# HMS Dunvegan Castle / Canadian Star



## james_philpot (Apr 29, 2015)

Hi everyone.

First time posting here. Nice to 'meet' you all.

I have been looking into some family history recently and I have reason to believe that my grandfather (Frederick William Philpot born Feb 1914) may have been aboard HMS Dunvegan Castle on the evening she was torpedoed by U-46 (27th August 1940) *or *Blue Star Line Canadian Star which was torpedoed by U-221 (18th March 1943). I am struggling to verify either however and can't be absolutely certain he was aboard either but based on conversations my Dad had with him a very long time ago we know a ship he was aboard was torpedoed and sunk and these two fit the best timing wise. 

Is anyone able to offer any advice or suggestions as to where I could obtain a crew list or other such means of verification to confirm if he was aboard either of these two ships? He would have been one of the survivors. Look forward to (hopefully) hearing from you.


----------



## Hugh MacLean (Nov 18, 2005)

Hello James and welcome,

He appears to have joined the RNR in 1935 and this looks like his file at Kew held in *BT 377/7/19353 *. You can download the file to your computer for £3.30 and that should answer your questions.

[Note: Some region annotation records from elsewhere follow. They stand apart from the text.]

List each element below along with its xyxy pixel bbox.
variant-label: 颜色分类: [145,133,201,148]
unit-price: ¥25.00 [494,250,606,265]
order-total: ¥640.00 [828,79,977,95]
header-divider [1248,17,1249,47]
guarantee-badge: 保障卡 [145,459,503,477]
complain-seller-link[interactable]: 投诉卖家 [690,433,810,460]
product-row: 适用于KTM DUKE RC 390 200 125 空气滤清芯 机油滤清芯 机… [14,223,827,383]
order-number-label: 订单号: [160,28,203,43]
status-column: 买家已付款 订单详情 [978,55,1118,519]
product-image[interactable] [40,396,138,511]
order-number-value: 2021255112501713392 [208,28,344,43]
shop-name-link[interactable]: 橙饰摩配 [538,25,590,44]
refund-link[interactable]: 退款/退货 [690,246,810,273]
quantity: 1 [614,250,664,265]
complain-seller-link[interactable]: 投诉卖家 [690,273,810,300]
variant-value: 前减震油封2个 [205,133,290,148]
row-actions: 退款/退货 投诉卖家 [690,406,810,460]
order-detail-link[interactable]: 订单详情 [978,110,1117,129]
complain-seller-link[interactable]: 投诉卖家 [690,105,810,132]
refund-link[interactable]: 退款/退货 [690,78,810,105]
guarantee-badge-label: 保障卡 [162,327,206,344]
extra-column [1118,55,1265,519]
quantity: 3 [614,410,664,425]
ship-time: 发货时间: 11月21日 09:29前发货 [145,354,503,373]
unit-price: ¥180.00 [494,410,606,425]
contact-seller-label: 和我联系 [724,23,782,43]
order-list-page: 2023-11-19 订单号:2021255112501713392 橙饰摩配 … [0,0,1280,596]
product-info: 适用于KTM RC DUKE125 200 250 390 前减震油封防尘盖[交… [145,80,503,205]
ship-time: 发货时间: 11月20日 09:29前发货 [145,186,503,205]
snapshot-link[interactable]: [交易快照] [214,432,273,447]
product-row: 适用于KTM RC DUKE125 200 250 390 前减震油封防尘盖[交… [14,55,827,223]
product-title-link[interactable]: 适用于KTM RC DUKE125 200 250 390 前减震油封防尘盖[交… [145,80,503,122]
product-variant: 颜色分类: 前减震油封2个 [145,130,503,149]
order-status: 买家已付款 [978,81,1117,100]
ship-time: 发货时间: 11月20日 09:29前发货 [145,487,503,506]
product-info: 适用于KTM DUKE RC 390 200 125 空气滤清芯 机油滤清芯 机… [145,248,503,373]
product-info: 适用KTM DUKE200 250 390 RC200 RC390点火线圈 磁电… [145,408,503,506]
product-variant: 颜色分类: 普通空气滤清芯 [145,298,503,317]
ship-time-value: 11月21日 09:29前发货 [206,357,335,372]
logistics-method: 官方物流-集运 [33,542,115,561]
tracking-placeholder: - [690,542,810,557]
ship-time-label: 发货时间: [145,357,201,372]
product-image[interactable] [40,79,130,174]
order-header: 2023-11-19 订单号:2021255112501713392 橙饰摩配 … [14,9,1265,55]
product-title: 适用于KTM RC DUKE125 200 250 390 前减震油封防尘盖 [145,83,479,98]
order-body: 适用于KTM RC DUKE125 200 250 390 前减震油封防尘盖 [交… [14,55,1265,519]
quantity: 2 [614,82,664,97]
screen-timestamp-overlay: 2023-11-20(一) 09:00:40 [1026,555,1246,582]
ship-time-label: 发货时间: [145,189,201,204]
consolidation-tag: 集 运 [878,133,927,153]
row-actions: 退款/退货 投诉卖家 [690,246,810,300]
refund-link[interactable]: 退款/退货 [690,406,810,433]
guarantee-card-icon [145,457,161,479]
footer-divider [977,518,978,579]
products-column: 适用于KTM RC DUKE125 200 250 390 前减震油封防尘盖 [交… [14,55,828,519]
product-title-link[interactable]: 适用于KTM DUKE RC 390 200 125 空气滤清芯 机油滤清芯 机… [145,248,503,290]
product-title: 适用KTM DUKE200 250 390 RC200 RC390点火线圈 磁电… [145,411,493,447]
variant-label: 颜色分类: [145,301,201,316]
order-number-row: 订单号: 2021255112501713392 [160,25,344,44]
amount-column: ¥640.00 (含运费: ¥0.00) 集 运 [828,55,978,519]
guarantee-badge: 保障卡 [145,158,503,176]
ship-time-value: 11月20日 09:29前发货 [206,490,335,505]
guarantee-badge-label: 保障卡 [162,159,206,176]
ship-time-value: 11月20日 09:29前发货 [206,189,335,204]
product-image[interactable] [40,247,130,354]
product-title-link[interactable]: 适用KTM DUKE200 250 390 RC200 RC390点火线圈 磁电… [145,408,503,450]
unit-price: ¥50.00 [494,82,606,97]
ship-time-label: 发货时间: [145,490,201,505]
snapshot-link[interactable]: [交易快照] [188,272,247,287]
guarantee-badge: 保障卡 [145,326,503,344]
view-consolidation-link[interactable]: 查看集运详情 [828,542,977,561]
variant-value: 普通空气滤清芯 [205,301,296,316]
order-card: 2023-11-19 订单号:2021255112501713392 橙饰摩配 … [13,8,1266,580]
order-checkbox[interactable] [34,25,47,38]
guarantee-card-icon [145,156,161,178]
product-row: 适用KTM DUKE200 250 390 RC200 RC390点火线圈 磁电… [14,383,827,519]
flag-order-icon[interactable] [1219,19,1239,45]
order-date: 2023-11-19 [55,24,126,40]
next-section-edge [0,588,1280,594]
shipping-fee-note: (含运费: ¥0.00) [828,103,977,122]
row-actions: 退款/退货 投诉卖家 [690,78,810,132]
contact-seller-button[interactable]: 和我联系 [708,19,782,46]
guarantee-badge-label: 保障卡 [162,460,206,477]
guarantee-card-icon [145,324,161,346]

Any questions please feel free to ask.

Regards
Hugh


----------



## james_philpot (Apr 29, 2015)

Hi Hugh and thanks for your response.

We downloaded this already which lead us to both the Dunvegan Castle and Canadian Star. It is a little confusing as he appears to suffer from some kind of health issues, suspect shell shock or something similar, and the records seem incomplete unfortunately. As mentioned I am looking into these two ships as they both sank after being hit by a torpedo and they are both mentioned on his records. I was hoping there would be another way of verifying if he was on board either of them. Any ideas?


----------



## Hugh MacLean (Nov 18, 2005)

I would need to see the record to make an informed comment. RNR records can be difficult to decipher. I cannot see any connection to the RN(R) for CANADIAN STAR at this stage. She was not requisitioned for any Admiralty service. She was damaged in 1941 and sunk in 1943 so checking her crew agreements for those years would tell you if he was aboard. Would you be able to put up his RNR record so we can take a look. If you don't want to do this you could send it on to me if you wish.

Regards
Hugh


----------



## Roger Griffiths (Feb 10, 2006)

Hi James
It may have been that he was DEMS if he was on board CANADIAN STAR official number 167188
You need to look at her last crew agreement available from here
http://discovery.nationalarchives.gov.uk/details/r/C11054001
your best bet is to attend Kew yourself. If he were DEMS, for legal reasons, he would be listed on the crew agreement as a Deckhand. As far as I am aware RN vessels did not record crew lists as DUNGARVEN CASTLE was requisitioned for Admiralty service she would be classed as RN.
If you could post your mans RNR records it would make life simpler and would maybe give answers to your quiry without recourse to visit Kew.



regards
Roger


----------